Take a look at whatever you have with you. Your bag, your pockets, the floor below you.  

Find an object that in some way “speaks to you.” Don’t concern yourself just now about why the object speaks to you (or about what); just simply take what appeals to you.

Spend a little time with the object you have carefully selected. Look at it, touch it, know it in your mind’s eye.

 Put your object away.

For a moment, allow the experience of looking at this object swirl around in your head.

In another moment, you will create a series of images demonstrating your reaction to the encounter with this object.

 You will have 60 seconds to create a drawing in response to your encounter. After one minute has passed, you will create a second drawing in response to the first drawing. You will only have 60 seconds.

You will repeat this process for sixty minutes. 60 drawings in 60 minutes.

Every drawing is in reaction to the one that came before. The drawings do not have to relate to each other on the whole. Drawings do not need to be perfect. “To require perfection is to invite paralysis.”

One of the main goals of this unit is to mimic the process of developing an idea and then carry it out physically.  We began starting with a concrete form, the object, and gradually make more abstract connections between drawings.  Students generally begin working using surface level connections, but as time passes, whether through hard work or exhaustion, the jumps between drawings become greater. Patterns of working emerge, a series develops, then boredom sets in and a new thought begins to emerge.

This activity is designed to push you to a creative limit. Even when I do it, I always hit a wall, and spend a few drawings writing about the experience.  But what is so fantastic about this process, is that it teaches you how to overcome that block.  The time limit exists, and after 60 seconds you can begin anew. This becomes a safe space to create. You become so wrapped up in what you are doing, you are not concerned with perfection, and the drawings exist in a stream of consciousness. Connections develop based on your surroundings, and the things you glimpse on your neighbor’s pages.

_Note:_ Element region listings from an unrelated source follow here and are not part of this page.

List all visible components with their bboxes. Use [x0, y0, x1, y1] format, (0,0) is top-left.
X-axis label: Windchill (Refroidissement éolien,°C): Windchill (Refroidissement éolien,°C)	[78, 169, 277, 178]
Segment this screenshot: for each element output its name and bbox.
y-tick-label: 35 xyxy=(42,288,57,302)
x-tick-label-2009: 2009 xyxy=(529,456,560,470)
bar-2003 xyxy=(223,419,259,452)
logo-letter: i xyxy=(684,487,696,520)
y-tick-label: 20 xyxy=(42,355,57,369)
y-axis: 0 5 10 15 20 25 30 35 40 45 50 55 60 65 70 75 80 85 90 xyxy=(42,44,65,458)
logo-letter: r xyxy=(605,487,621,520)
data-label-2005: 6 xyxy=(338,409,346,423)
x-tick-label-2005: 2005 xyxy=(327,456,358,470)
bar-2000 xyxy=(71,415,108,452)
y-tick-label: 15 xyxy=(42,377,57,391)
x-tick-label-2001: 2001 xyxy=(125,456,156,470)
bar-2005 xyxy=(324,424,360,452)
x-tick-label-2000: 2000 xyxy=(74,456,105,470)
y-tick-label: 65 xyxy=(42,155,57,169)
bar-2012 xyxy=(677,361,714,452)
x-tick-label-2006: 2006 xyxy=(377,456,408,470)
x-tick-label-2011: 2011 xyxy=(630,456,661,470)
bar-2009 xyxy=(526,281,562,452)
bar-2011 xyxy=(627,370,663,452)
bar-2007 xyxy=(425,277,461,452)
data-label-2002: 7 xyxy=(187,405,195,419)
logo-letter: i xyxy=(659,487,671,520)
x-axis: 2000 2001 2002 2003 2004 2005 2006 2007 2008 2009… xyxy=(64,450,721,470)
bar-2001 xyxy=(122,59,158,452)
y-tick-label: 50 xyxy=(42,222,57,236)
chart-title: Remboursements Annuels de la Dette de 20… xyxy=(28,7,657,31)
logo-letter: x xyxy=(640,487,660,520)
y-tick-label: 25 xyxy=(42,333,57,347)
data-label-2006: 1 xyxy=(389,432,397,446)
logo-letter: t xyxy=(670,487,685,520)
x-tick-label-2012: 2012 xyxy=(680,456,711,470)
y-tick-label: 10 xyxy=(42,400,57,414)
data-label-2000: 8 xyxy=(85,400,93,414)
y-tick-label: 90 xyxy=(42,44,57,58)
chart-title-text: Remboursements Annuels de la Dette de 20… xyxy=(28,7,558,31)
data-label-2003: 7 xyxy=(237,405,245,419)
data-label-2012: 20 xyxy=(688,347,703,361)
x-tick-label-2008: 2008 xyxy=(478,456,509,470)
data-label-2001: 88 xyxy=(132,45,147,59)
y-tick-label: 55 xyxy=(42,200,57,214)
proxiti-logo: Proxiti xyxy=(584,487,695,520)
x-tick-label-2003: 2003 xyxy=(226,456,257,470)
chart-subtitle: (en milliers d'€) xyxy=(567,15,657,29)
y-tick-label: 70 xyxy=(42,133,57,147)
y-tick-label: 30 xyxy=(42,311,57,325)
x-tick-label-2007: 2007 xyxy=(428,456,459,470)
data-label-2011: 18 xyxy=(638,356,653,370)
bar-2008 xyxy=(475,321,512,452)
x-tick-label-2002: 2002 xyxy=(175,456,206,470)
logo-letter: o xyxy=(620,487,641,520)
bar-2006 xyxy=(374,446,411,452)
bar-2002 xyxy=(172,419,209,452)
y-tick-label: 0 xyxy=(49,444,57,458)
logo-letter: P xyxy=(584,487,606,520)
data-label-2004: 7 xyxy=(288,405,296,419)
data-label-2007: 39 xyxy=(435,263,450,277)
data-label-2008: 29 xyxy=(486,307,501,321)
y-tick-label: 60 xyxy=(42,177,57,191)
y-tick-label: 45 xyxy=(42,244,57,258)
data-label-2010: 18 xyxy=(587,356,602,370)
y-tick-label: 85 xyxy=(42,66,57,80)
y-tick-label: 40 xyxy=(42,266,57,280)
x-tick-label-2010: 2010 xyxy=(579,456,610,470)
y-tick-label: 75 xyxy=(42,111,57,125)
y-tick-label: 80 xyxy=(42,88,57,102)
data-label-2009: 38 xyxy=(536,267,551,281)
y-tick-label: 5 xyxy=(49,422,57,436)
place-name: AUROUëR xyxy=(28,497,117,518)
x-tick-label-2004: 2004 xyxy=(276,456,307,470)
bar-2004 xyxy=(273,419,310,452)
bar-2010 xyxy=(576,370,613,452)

After completing all of the drawings, students lay all 60 of them out chronologically. We take a look at them, evaluate our process, and discuss what occurred. Then students choose one drawing that holds the most possibility. From there they make 5 more drawings, each one lasting 5 minutes.  

Again we lay them out and discuss what happened. It’s an amazing switch to go from one minute to five.  You think you have all of this time, but again it becomes relative, and you must maintain speed and energy. Students then select one of the five-minute drawings and must develop a piece inspired by this response.  Generally, at this point I allow the students to choose materials that feel most appropriate to the work.